All members of the state GOP central committee can vote on the nominee when the party meets in Reno later this month.
The announcement late Thursday means party leaders who don't live in the northern Nevada House district and can't vote in the Sept. 13 election will have a say in who is listed on the ballot.
The nominating process will not be limited to the 16 Republicans who have already filed to run for the seat, or necessarily even include all of those would-be candidates.
Instead, party rules state that any Republican who receives at least two votes from state central committee members during the meeting can compete in the nomination process.
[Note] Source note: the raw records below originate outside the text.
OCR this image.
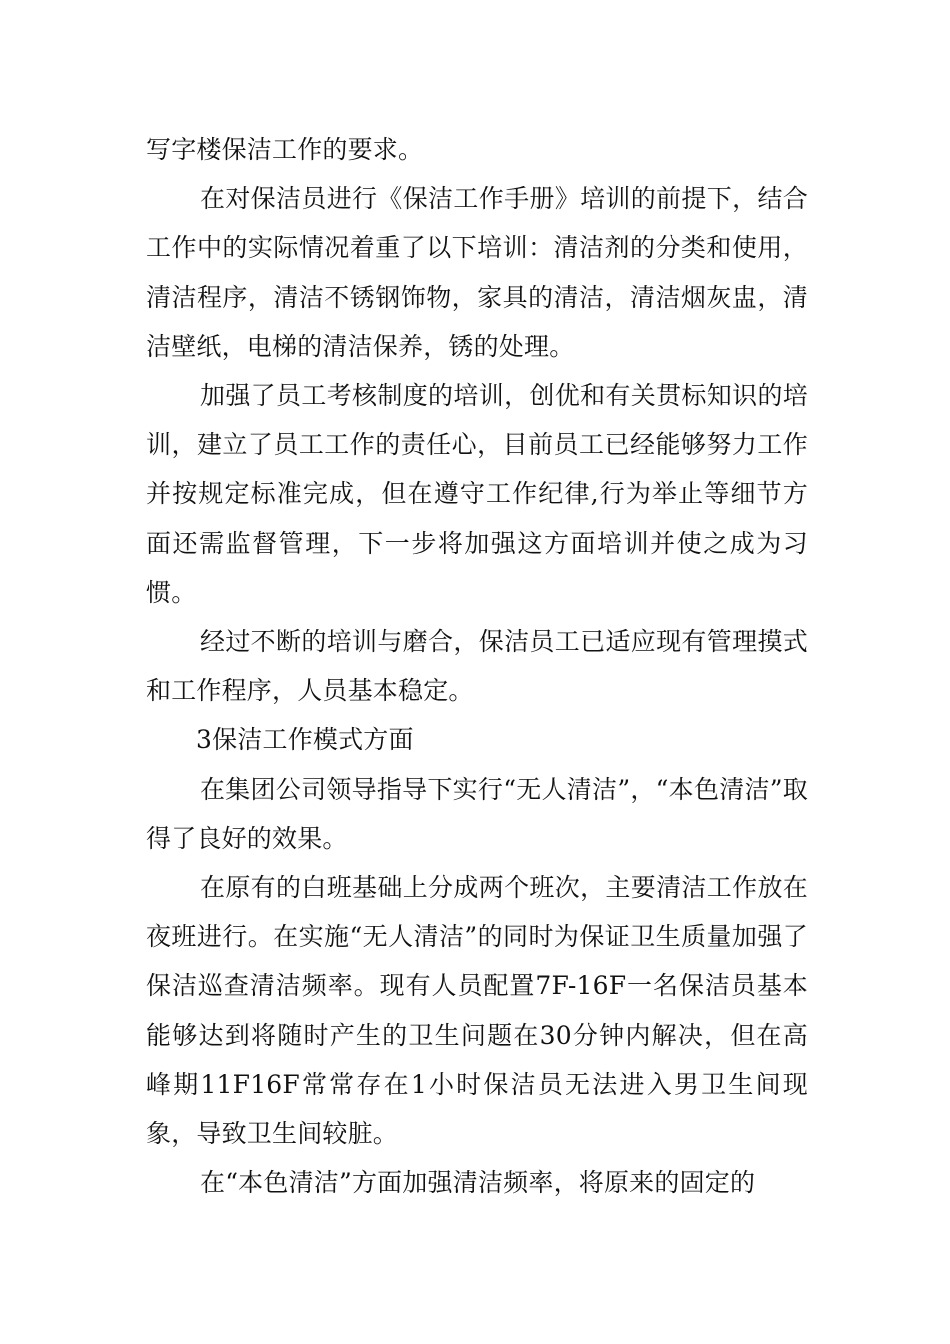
写字楼保洁工作的要求。

在对保洁员进行《保洁工作手册》培训的前提下，结合工作中的实际情况着重了以下培训：清洁剂的分类和使用，清洁程序，清洁不锈钢饰物，家具的清洁，清洁烟灰盅，清洁壁纸，电梯的清洁保养，锈的处理。

加强了员工考核制度的培训，创优和有关贯标知识的培训，建立了员工工作的责任心，目前员工已经能够努力工作并按规定标准完成，但在遵守工作纪律,行为举止等细节方面还需监督管理，下一步将加强这方面培训并使之成为习惯。

经过不断的培训与磨合，保洁员工已适应现有管理摸式和工作程序，人员基本稳定。

3保洁工作模式方面

在集团公司领导指导下实行“无人清洁”，“本色清洁”取得了良好的效果。

在原有的白班基础上分成两个班次，主要清洁工作放在夜班进行。在实施“无人清洁”的同时为保证卫生质量加强了保洁巡查清洁频率。现有人员配置7F-16F一名保洁员基本能够达到将随时产生的卫生问题在30分钟内解决，但在高峰期11F16F常常存在1小时保洁员无法进入男卫生间现象，导致卫生间较脏。

在“本色清洁”方面加强清洁频率，将原来的固定的
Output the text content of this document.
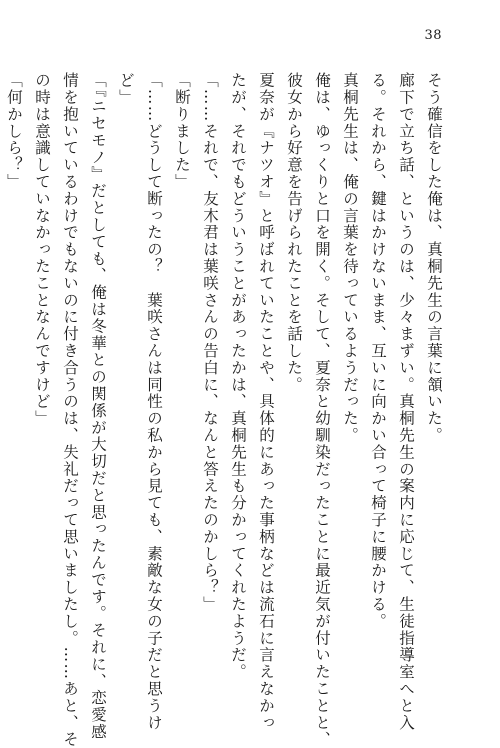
38
そう確信をした俺は、真桐先生の言葉に頷いた。
廊下で立ち話、というのは、少々まずい。真桐先生の案内に応じて、生徒指導室へと入
る。それから、鍵はかけないまま、互いに向かい合って椅子に腰かける。
真桐先生は、俺の言葉を待っているようだった。
俺は、ゆっくりと口を開く。そして、夏奈と幼馴染だったことに最近気が付いたことと、
彼女から好意を告げられたことを話した。
夏奈が『ナツオ』と呼ばれていたことや、具体的にあった事柄などは流石に言えなかっ
たが、それでもどういうことがあったかは、真桐先生も分かってくれたようだ。
「……それで、友木君は葉咲さんの告白に、なんと答えたのかしら？」
「断りました」
「……どうして断ったの？　葉咲さんは同性の私から見ても、素敵な女の子だと思うけ
ど」
「『ニセモノ』だとしても、俺は冬華との関係が大切だと思ったんです。それに、恋愛感
情を抱いているわけでもないのに付き合うのは、失礼だって思いましたし。……あと、そ
の時は意識していなかったことなんですけど」
「何かしら？」
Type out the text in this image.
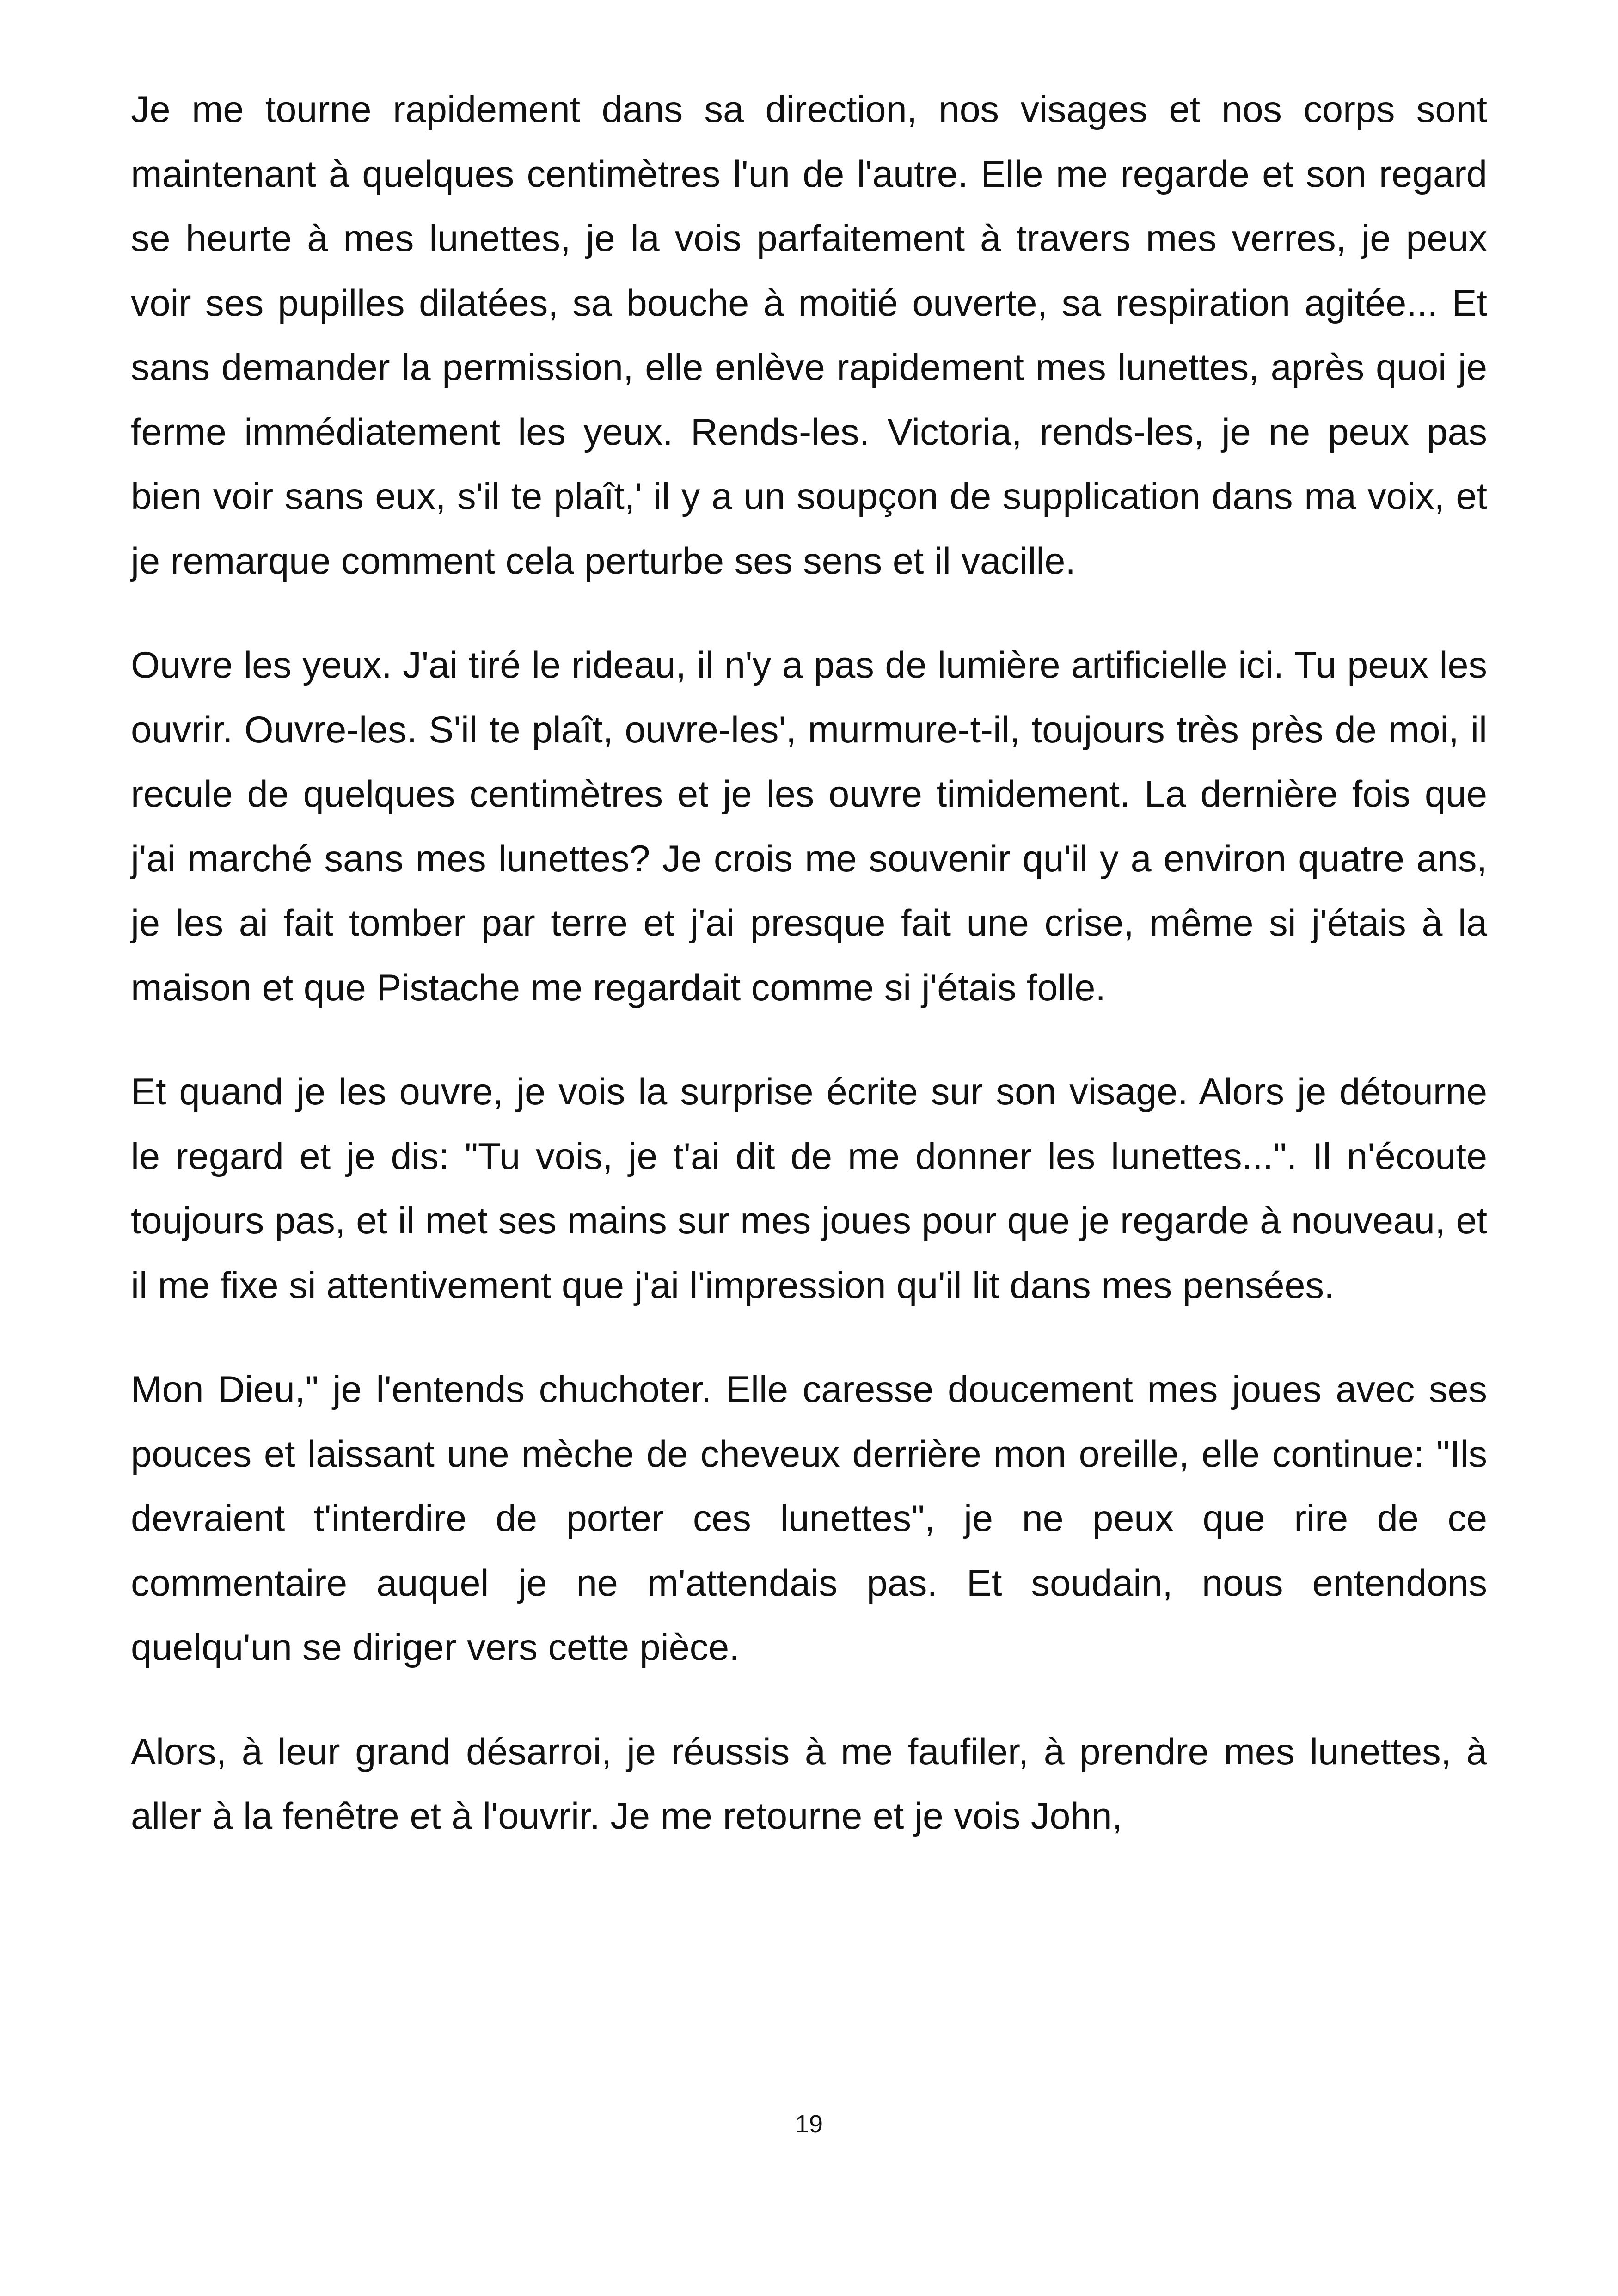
Je me tourne rapidement dans sa direction, nos visages et nos corps sont maintenant à quelques centimètres l'un de l'autre. Elle me regarde et son regard se heurte à mes lunettes, je la vois parfaitement à travers mes verres, je peux voir ses pupilles dilatées, sa bouche à moitié ouverte, sa respiration agitée... Et sans demander la permission, elle enlève rapidement mes lunettes, après quoi je ferme immédiatement les yeux. Rends-les. Victoria, rends-les, je ne peux pas bien voir sans eux, s'il te plaît,' il y a un soupçon de supplication dans ma voix, et je remarque comment cela perturbe ses sens et il vacille.

Ouvre les yeux. J'ai tiré le rideau, il n'y a pas de lumière artificielle ici. Tu peux les ouvrir. Ouvre-les. S'il te plaît, ouvre-les', murmure-t-il, toujours très près de moi, il recule de quelques centimètres et je les ouvre timidement. La dernière fois que j'ai marché sans mes lunettes? Je crois me souvenir qu'il y a environ quatre ans, je les ai fait tomber par terre et j'ai presque fait une crise, même si j'étais à la maison et que Pistache me regardait comme si j'étais folle.

Et quand je les ouvre, je vois la surprise écrite sur son visage. Alors je détourne le regard et je dis: "Tu vois, je t'ai dit de me donner les lunettes...". Il n'écoute toujours pas, et il met ses mains sur mes joues pour que je regarde à nouveau, et il me fixe si attentivement que j'ai l'impression qu'il lit dans mes pensées.

Mon Dieu," je l'entends chuchoter. Elle caresse doucement mes joues avec ses pouces et laissant une mèche de cheveux derrière mon oreille, elle continue: "Ils devraient t'interdire de porter ces lunettes", je ne peux que rire de ce commentaire auquel je ne m'attendais pas. Et soudain, nous entendons quelqu'un se diriger vers cette pièce.

Alors, à leur grand désarroi, je réussis à me faufiler, à prendre mes lunettes, à aller à la fenêtre et à l'ouvrir. Je me retourne et je vois John,

19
Once the contenders have been chosen, the committee will vote. The candidate who wins a majority of the votes will become the nominee. If no candidates secure a majority, central committee members will take another vote to decide between the two top vote-getters.
Whether the party's decision will stand is in dispute.
Nevada has never held a special election to fill a vacant House seat. State officials initially said the no primary contest would unfold as an open election, with the highest vote-getter winning the seat. Under those rules, 30 candidates filed to run for the job, including a handful of Republicans and Democrats.
The GOP sued, claiming the open process ignores the role political parties traditionally play in elections. In most Nevada elections, party members decide the general election candidate in a primary.
A lower court agreed with the GOP, but that ruling has been appealed and is under review by the Nevada Supreme Court.
That court won't make a decision until after the Democrats and Republicans have chosen their nominees.
If the high court rules in favor of the open contest, all candidates who filed to enter the race, not just the candidates nominated by the parties, will appear on the ballot.
Republicans will also elect a new chairman during the state GOP meeting on June 18. Former chairman Mark Amodei is among several high-profile Republicans who have filed to run for the House seat recently vacated by Republican Dean Heller when Heller moved to the U.S. Senate.
The Democratic Party is still deciding how its roughly 580 state central committee members will select their nominee during its statewide meeting in Reno on June 25.